You have all seen bryophytes--non-vascular plants. Mosses are the most common example that you will see in the "wild". The green moss plant you see is the gametophyte (haploid) generation. As a result, they are considered to be gametophyte dominant plants. Where is the sporophyte? The sporophyte grows out of the gametophyte and dies after spores are released. 

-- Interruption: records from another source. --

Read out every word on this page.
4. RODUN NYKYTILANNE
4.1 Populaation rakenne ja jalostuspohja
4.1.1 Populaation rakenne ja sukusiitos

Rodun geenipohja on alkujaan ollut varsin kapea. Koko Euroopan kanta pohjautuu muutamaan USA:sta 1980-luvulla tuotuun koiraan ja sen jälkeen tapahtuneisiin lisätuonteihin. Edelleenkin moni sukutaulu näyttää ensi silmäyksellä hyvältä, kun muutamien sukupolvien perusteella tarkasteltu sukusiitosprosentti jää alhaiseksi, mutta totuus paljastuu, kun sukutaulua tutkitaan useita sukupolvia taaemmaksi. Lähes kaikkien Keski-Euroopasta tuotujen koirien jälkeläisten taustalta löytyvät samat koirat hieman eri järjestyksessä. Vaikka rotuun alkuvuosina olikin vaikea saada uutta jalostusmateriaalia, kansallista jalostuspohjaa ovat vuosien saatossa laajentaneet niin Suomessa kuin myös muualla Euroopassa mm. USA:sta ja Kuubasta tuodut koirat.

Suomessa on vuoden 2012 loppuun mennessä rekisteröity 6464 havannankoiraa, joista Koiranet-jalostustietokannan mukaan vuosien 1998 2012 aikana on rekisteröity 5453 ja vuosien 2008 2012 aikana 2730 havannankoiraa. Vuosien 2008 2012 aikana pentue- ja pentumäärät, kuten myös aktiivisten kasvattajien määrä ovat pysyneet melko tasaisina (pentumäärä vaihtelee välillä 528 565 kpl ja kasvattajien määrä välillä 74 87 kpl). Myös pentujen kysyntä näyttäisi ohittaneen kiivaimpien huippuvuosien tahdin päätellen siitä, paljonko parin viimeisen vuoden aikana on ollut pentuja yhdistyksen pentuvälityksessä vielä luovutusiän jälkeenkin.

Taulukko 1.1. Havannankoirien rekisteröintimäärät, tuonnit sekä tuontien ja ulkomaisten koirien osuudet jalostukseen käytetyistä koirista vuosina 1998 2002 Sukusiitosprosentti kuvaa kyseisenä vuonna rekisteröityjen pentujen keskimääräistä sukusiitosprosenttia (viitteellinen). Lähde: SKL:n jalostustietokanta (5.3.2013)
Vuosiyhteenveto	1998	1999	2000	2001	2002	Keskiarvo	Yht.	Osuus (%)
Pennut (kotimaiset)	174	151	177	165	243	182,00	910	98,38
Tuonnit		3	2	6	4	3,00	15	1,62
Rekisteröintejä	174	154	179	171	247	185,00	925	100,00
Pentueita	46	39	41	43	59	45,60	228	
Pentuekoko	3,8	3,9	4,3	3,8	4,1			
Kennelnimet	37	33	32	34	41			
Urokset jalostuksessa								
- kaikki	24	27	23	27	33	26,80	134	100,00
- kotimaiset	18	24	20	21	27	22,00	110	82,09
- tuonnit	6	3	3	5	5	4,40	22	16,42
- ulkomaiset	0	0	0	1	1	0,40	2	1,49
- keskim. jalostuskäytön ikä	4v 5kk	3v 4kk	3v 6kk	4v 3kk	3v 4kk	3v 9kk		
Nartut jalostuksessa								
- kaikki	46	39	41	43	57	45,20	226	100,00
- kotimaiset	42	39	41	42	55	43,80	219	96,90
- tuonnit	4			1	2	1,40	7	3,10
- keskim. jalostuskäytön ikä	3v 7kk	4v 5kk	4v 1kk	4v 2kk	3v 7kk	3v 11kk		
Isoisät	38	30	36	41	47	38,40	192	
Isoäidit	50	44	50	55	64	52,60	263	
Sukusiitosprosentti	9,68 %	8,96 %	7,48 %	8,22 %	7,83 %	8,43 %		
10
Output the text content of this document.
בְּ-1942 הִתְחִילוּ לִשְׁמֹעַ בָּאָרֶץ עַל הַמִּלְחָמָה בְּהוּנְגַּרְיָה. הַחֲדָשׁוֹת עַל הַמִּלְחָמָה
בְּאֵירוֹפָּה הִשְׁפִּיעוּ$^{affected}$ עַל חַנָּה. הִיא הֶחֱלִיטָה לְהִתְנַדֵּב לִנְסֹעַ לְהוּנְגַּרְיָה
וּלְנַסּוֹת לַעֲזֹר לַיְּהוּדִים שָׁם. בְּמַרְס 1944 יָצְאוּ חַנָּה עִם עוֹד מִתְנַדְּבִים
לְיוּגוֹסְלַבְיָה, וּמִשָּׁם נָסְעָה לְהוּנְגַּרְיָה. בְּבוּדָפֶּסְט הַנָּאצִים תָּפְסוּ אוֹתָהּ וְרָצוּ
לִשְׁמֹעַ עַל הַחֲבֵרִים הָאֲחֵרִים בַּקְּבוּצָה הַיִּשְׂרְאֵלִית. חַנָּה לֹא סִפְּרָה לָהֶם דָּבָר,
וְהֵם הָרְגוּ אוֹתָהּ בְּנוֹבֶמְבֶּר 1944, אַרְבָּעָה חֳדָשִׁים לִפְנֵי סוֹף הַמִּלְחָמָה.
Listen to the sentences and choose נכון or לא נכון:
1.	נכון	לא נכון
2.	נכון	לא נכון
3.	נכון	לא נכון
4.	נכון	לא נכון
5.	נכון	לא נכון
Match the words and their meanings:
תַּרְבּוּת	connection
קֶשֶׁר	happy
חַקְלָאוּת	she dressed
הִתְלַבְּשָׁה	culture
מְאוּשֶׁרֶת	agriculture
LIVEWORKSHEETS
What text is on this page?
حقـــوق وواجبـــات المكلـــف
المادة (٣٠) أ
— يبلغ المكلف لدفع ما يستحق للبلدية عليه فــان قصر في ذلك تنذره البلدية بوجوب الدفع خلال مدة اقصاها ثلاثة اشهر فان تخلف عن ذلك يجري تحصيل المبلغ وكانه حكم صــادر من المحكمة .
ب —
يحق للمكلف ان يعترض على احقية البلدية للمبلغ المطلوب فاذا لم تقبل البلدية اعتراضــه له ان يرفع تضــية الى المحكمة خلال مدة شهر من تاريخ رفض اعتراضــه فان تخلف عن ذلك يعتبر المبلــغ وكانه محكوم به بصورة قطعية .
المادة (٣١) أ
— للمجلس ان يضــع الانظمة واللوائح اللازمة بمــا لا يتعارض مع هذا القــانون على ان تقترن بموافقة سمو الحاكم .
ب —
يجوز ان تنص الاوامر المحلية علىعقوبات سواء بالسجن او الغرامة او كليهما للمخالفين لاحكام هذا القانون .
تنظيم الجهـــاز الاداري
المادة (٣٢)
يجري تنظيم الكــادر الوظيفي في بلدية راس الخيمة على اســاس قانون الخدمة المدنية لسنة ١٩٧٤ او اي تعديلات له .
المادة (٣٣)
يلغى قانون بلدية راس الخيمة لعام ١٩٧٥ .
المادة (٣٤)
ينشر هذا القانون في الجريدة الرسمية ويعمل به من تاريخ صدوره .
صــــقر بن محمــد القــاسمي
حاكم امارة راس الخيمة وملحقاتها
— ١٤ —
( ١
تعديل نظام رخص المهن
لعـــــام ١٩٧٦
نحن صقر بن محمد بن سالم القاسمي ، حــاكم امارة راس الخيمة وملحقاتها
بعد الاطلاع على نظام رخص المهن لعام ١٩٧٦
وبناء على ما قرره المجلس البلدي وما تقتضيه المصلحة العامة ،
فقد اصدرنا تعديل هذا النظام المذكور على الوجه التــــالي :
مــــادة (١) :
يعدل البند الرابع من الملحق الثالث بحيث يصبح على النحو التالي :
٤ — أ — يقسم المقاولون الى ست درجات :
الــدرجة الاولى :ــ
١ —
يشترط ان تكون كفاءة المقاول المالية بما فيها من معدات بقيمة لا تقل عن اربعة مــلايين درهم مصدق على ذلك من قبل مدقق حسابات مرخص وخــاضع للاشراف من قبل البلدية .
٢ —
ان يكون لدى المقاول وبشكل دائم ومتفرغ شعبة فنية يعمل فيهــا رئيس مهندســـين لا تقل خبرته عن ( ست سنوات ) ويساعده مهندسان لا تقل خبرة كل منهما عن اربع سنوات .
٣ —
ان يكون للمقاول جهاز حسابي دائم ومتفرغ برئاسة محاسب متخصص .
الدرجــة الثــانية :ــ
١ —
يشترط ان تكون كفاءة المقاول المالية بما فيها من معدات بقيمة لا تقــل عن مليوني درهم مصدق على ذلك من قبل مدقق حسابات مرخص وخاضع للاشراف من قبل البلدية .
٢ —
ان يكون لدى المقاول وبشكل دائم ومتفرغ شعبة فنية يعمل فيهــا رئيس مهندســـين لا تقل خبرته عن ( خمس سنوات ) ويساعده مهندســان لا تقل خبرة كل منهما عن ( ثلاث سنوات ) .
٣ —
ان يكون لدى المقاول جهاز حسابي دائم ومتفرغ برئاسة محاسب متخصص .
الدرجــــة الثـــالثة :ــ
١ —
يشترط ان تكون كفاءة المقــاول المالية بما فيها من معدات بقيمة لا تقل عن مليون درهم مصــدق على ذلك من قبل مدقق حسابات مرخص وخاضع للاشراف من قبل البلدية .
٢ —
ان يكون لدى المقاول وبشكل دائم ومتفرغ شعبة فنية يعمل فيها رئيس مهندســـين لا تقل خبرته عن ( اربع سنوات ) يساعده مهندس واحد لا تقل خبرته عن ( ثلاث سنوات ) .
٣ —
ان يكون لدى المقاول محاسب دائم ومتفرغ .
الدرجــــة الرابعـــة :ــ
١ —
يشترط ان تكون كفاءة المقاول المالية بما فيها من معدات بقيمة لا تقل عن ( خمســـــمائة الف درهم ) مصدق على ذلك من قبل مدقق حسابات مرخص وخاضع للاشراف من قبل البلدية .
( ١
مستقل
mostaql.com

Ferns and their allies are vascular plants but they do not produce seeds. Being vascular, they can transport water upwards and get much taller than the bryophytes.  Ferns are very common in Virginia. Most ferns in our local area do not grow over a meter in height. In the tropics, however, they can be tree sized. In ferns, the sporophyte and gametophyte are frequently completely independent plants that do not resemble each other at all.

Ponderosa Pine

Loblolly Pine

The development of seeds provides a significant reproductive advantage to those plants that form them. In the seedless plants, the spore was the primary method of dispersal. However, spores are immediately on their own to grow and survive--regardless of environmental conditions. So, imagine taking a sporophyte embryo, surrounding it with nutrients to give it a head start on growth, and then wrapping it in a protective covering so that you can wait for some amount of time for suitable environmental conditions--that is a seed. There are two groups of seed plants. The first are the gymnosperms--the naked seed plants. These seeds develop on the scales of the cones produced by these plants. They have no covering such as a fruit - naked seed plants. 

The second group of seed plants has further refinements. Conifers rely on wind for pollination. It would be much more efficient to get someone to carry the pollen from plant to plant. But, no animal will do that for the plants--they can, however, be tricked or bribed. Flowers are there to attract pollinators to the plant (showy, colorful petals) and then reward them with food (nectar and extra pollen). Then, the animal will go to other plants and spread the pollen inadvertently. Conifers also rely on gravity and wind to distribute seeds. Once again, if you could get some animal to carry seeds for you, the dissemination of seeds would be greatly improved. Once again, animals don't do this out of some altruistic desire to help plants. Instead, they must be induced to do it--fruit is the attraction for the animal (food) and it again carries and distributes seeds inadvertently. The flowering plants are the most widespread on the planet. 1.Plants are of great importance to animals in general and humans in particular. They are the source of ALL of our nutrients. The staple foods of most cultures are grains - angiosperms.